Para analisar qual é o Tribunal territorialmente competente quando os Tribunais portugueses são
internacionalmente competentes segundo o critério da exclusividade (art. 65º/1-b CPC), há que considerar
cada uma das situações previstas no art. 65º-A. Exceptua-se desta análise a hipóteses prevista no art. 65º-
A-a CPC, porque, ela é sempre afastada pelo regime constante do art. 16º/1 Convenção de Bruxelas e de
Convenção de Lugano.
O critério do domicílio do demandado (art. 65º/1-a CPC) só é susceptível de ser usado quando ao caso
concreto for aplicável um critério territorial especial (arts. 73º a 84º e 89º CPC) e da aplicação deste não
resultar a atribuição de competência a um Tribunal português.
Se os Tribunais portugueses forem internacionalmente competentes pelo critério da causalidade ou da
necessidade, também há que averiguar qual dos Tribunais portugueses é o territorialmente competente.
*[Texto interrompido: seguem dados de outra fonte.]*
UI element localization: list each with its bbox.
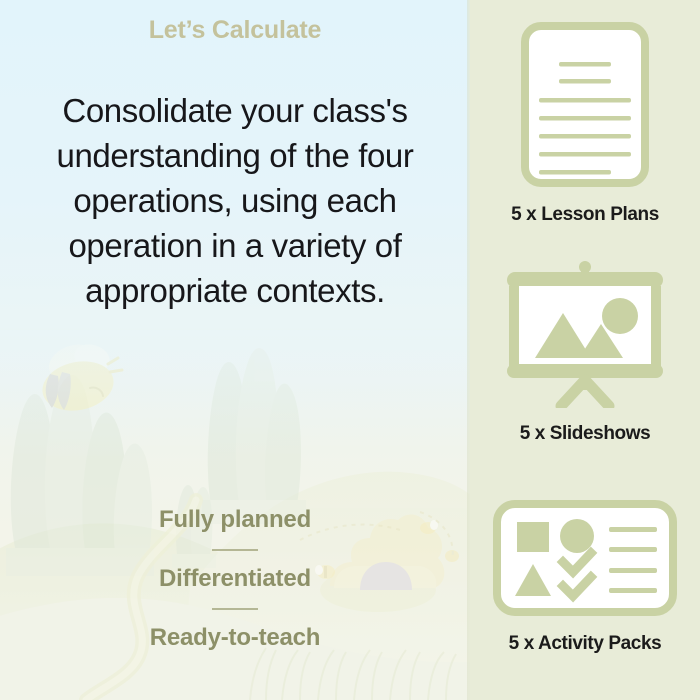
lesson-plan-document-icon <box>521 22 649 192</box>
right-panel: 5 x Lesson Plans <box>470 0 700 700</box>
pack-item-lesson-plans: 5 x Lesson Plans <box>470 22 700 226</box>
page-headline: Consolidate your class's understanding o… <box>18 88 452 313</box>
bee-icon <box>38 338 122 417</box>
feature-item-fully-planned: Fully planned <box>0 505 470 535</box>
cypress-trees-mid <box>202 348 306 524</box>
activity-pack-card-icon <box>493 500 677 621</box>
slideshow-projector-icon <box>501 258 669 413</box>
feature-item-differentiated: Differentiated <box>0 564 470 594</box>
feature-divider <box>212 608 258 610</box>
pack-label-lesson-plans: 5 x Lesson Plans <box>511 204 659 226</box>
pack-item-slideshows: 5 x Slideshows <box>470 258 700 445</box>
feature-item-ready-to-teach: Ready-to-teach <box>0 623 470 653</box>
page-eyebrow-title: Let’s Calculate <box>0 16 470 45</box>
feature-divider <box>212 549 258 551</box>
pack-label-slideshows: 5 x Slideshows <box>520 423 651 445</box>
promo-graphic: Let’s Calculate Consolidate your class's… <box>0 0 700 700</box>
grass-tufts <box>250 648 456 700</box>
feature-list: Fully planned Differentiated Ready-to-te… <box>0 505 470 653</box>
pack-label-activity-packs: 5 x Activity Packs <box>509 633 662 655</box>
left-panel: Let’s Calculate Consolidate your class's… <box>0 0 470 700</box>
pack-item-activity-packs: 5 x Activity Packs <box>470 500 700 655</box>
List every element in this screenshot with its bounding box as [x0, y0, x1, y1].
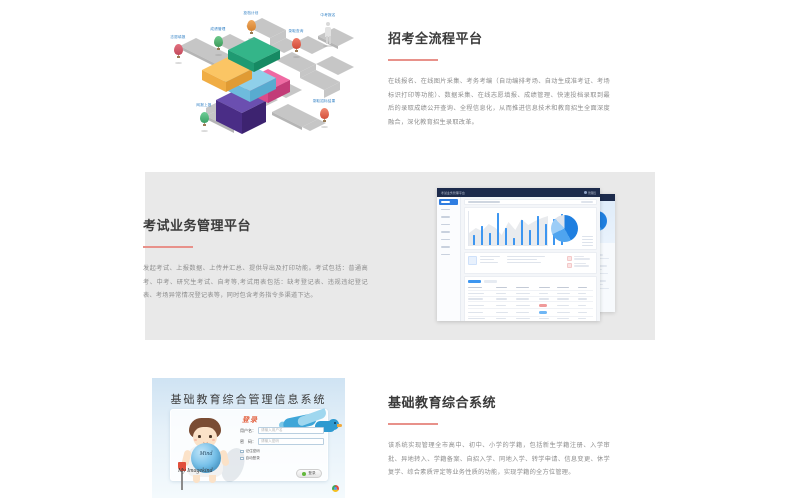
pie-chart-legend — [582, 234, 593, 246]
exam-dashboard-screenshot: 考试业务管理平台 管理员 — [437, 188, 615, 325]
checkbox-icon[interactable] — [240, 450, 244, 454]
kpi-alert-2 — [567, 263, 593, 268]
dashboard-brand: 考试业务管理平台 — [441, 191, 465, 195]
dashboard-body — [437, 197, 600, 321]
mascot-signature: My Imagekind — [178, 468, 213, 474]
section-3-rule — [388, 423, 438, 425]
login-page-title: 基础教育综合管理信息系统 — [152, 391, 345, 407]
auto-login-checkbox[interactable]: 自动登录 — [240, 456, 324, 461]
bar-2 — [489, 233, 491, 245]
login-form: 用户名： 请输入用户名 密 码： 请输入密码 记住密码 — [240, 427, 324, 473]
checkbox-icon[interactable] — [240, 457, 244, 461]
username-label: 用户名： — [240, 428, 258, 434]
section-1-title: 招考全流程平台 — [388, 28, 610, 47]
sidebar-item-6[interactable] — [439, 244, 458, 250]
recruit-process-illustration: 志愿填报 成绩管理 投档计划 录取查询 中考报名 — [150, 8, 365, 158]
username-input[interactable]: 请输入用户名 — [258, 427, 324, 434]
password-label: 密 码： — [240, 439, 258, 445]
password-row: 密 码： 请输入密码 — [240, 438, 324, 445]
dashboard-main — [461, 197, 600, 321]
bar-3 — [497, 213, 499, 245]
status-badge — [539, 302, 557, 309]
charts-panel — [464, 207, 597, 250]
login-options-row: 记住密码 自动登录 登录 — [240, 449, 324, 461]
mascot-leg-left — [193, 475, 200, 483]
dashboard-window: 考试业务管理平台 管理员 — [437, 188, 600, 321]
node-label-4: 中考报名 — [320, 13, 335, 18]
chrome-logo-icon — [332, 485, 339, 492]
node-label-2: 投档计划 — [243, 11, 258, 16]
exam-table — [468, 285, 593, 321]
section-1-rule — [388, 59, 438, 61]
tab-1[interactable] — [484, 280, 497, 283]
node-marker-balloon-luqu — [292, 38, 301, 54]
node-marker-balloon-jieguo — [320, 108, 329, 124]
mascot-cheek-right — [212, 439, 215, 441]
dashboard-user-label: 管理员 — [588, 191, 596, 195]
pie-chart — [551, 215, 578, 242]
dashboard-sidebar[interactable] — [437, 197, 461, 321]
alert-icon — [567, 263, 572, 268]
kpi-icon — [468, 256, 477, 265]
mascot-flag — [178, 462, 186, 488]
remember-password-checkbox[interactable]: 记住密码 — [240, 449, 324, 454]
section-3-text: 基础教育综合系统 该系统实现管理全市高中、初中、小学的学籍，包括新生学籍注册、入… — [388, 392, 610, 480]
sidebar-item-4[interactable] — [439, 229, 458, 235]
bar-5 — [513, 238, 515, 245]
mascot-illustration: Mind — [178, 418, 234, 484]
login-button-label: 登录 — [308, 471, 315, 476]
node-marker-balloon-wangbao — [200, 112, 209, 128]
sidebar-item-5[interactable] — [439, 237, 458, 243]
avatar-icon — [584, 191, 587, 194]
sidebar-item-0[interactable] — [439, 199, 458, 205]
status-badge — [539, 309, 557, 316]
username-row: 用户名： 请输入用户名 — [240, 427, 324, 434]
section-1-text: 招考全流程平台 在线报名、在线图片采集、考务考编（自动编排考场、自动生成准考证、… — [388, 28, 610, 129]
bar-6 — [521, 220, 523, 245]
password-input[interactable]: 请输入密码 — [258, 438, 324, 445]
tab-0[interactable] — [468, 280, 481, 283]
alert-icon — [567, 256, 572, 261]
node-marker-balloon-zhiyuan — [174, 44, 183, 60]
table-tabs[interactable] — [468, 280, 593, 283]
bar-0 — [473, 235, 475, 245]
bar-chart — [468, 211, 548, 246]
table-row[interactable] — [468, 316, 593, 321]
section-2-title: 考试业务管理平台 — [143, 215, 368, 234]
node-label-6: 录取招标结果 — [313, 99, 336, 104]
kpi-lines-2 — [507, 256, 547, 270]
bar-4 — [505, 228, 507, 245]
section-1-body: 在线报名、在线图片采集、考务考编（自动编排考场、自动生成准考证、考场标识打印等功… — [388, 75, 610, 129]
charts-row — [468, 211, 593, 246]
landing-page: 志愿填报 成绩管理 投档计划 录取查询 中考报名 — [0, 0, 800, 500]
sidebar-item-1[interactable] — [439, 207, 458, 213]
node-marker-person-zhongkao — [323, 22, 333, 48]
kpi-left — [468, 256, 564, 270]
breadcrumb-actions[interactable] — [581, 201, 593, 203]
mascot-eye-right — [209, 435, 212, 438]
dashboard-user[interactable]: 管理员 — [584, 191, 596, 195]
section-2-text: 考试业务管理平台 发起考试、上报数据、上传并汇总、提供导出及打印功能。考试包括：… — [143, 215, 368, 303]
pie-chart-wrap — [551, 211, 593, 246]
section-2-body: 发起考试、上报数据、上传并汇总、提供导出及打印功能。考试包括：普通高考、中考、研… — [143, 262, 368, 303]
basic-education-login-screenshot: 基础教育综合管理信息系统 Mind — [152, 378, 345, 498]
breadcrumb — [464, 199, 597, 205]
section-2-rule — [143, 246, 193, 248]
sidebar-item-3[interactable] — [439, 222, 458, 228]
table-panel — [464, 276, 597, 321]
mascot-eye-left — [198, 435, 201, 438]
kpi-row — [468, 256, 593, 270]
remember-password-label: 记住密码 — [246, 449, 260, 454]
login-panel-title: 登录 — [242, 415, 258, 425]
node-label-3: 录取查询 — [288, 29, 303, 34]
bar-1 — [481, 226, 483, 245]
bird-eye — [334, 422, 336, 424]
isometric-map: 志愿填报 成绩管理 投档计划 录取查询 中考报名 — [150, 8, 365, 158]
breadcrumb-text — [468, 201, 500, 203]
kpi-alert-1 — [567, 256, 593, 261]
sidebar-item-7[interactable] — [439, 252, 458, 258]
node-label-0: 志愿填报 — [170, 35, 185, 40]
section-3-title: 基础教育综合系统 — [388, 392, 610, 411]
node-label-5: 网报上报 — [196, 103, 211, 108]
sidebar-item-2[interactable] — [439, 214, 458, 220]
login-checkboxes: 记住密码 自动登录 — [240, 449, 324, 461]
table-row[interactable] — [468, 302, 593, 309]
bar-8 — [537, 216, 539, 245]
bar-9 — [545, 224, 547, 245]
login-fields: 用户名： 请输入用户名 密 码： 请输入密码 记住密码 — [240, 427, 324, 461]
login-button-icon — [302, 472, 306, 476]
kpi-right — [567, 256, 593, 270]
bar-7 — [529, 230, 531, 245]
auto-login-label: 自动登录 — [246, 456, 260, 461]
login-submit-button[interactable]: 登录 — [296, 469, 322, 478]
mascot-cheek-left — [194, 439, 197, 441]
mascot-leg-right — [209, 475, 216, 483]
login-page: 基础教育综合管理信息系统 Mind — [152, 378, 345, 498]
node-marker-balloon-chengji — [214, 36, 223, 52]
kpi-lines-1 — [480, 256, 504, 270]
dashboard-titlebar: 考试业务管理平台 管理员 — [437, 188, 600, 197]
section-3-body: 该系统实现管理全市高中、初中、小学的学籍，包括新生学籍注册、入学审批、异地转入、… — [388, 439, 610, 480]
node-marker-balloon-toudang — [247, 20, 256, 36]
kpi-panel — [464, 252, 597, 274]
bird-beak — [337, 424, 342, 427]
mascot-ball-text: Mind — [191, 451, 221, 457]
node-label-1: 成绩管理 — [210, 27, 225, 32]
table-row[interactable] — [468, 309, 593, 316]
Para a determinação deste Tribunal só podem ser utilizados critérios aos quais não possa ser concedida a
dupla funcionalidade característica das normas sobre a competência territorial, porque, de outro modo, a
competência internacional dos Tribunais portugueses já teria decorrido dessa competência territorial. Está
nessas condições o art. 85º/3 (Se o réu tiver o domicílio e a residência em país estrangeiro, será
demandado no tribunal do lugar em que se encontrar; não se encontrando em território português, será
demandado no do domicílio do autor, e, quando este domicílio for em país estrangeiro, será competente
para a causa o tribunal de Lisboa) CPC.
Assim, se o réu tiver domicílio e residência em país estrangeiro mas se encontrar em território português,
é territorialmente competente o Tribunal do local em que se encontrar em Portugal (art. 85º/3, 1ª parte
CPC).
Se o réu tiver domicílio e residência em país estrangeiro e não se encontrar em território português, é
territorialmente competente o Tribunal do domicílio do autor (art. 85º/3, 2ª parte CPC).
Se o réu tiver domicílio e residência em país estrangeiro e não se encontrar em território português e se o
autor também tiver domicílio em território estrangeiro, é territorialmente competente o Tribunal de Lisboa
(art. 85º/3 in fine CPC).

A diferença entre a competência interna e a internacional consiste no seguinte: a competência interna


respeita às situações que, na perspectiva da ordem jurídica mocambicana, não possuem qualquer conexão
relevante com outras ordens jurídicas; a competência internacional refere-se aos casos que apresentam
uma conexão com outras ordens jurídicas.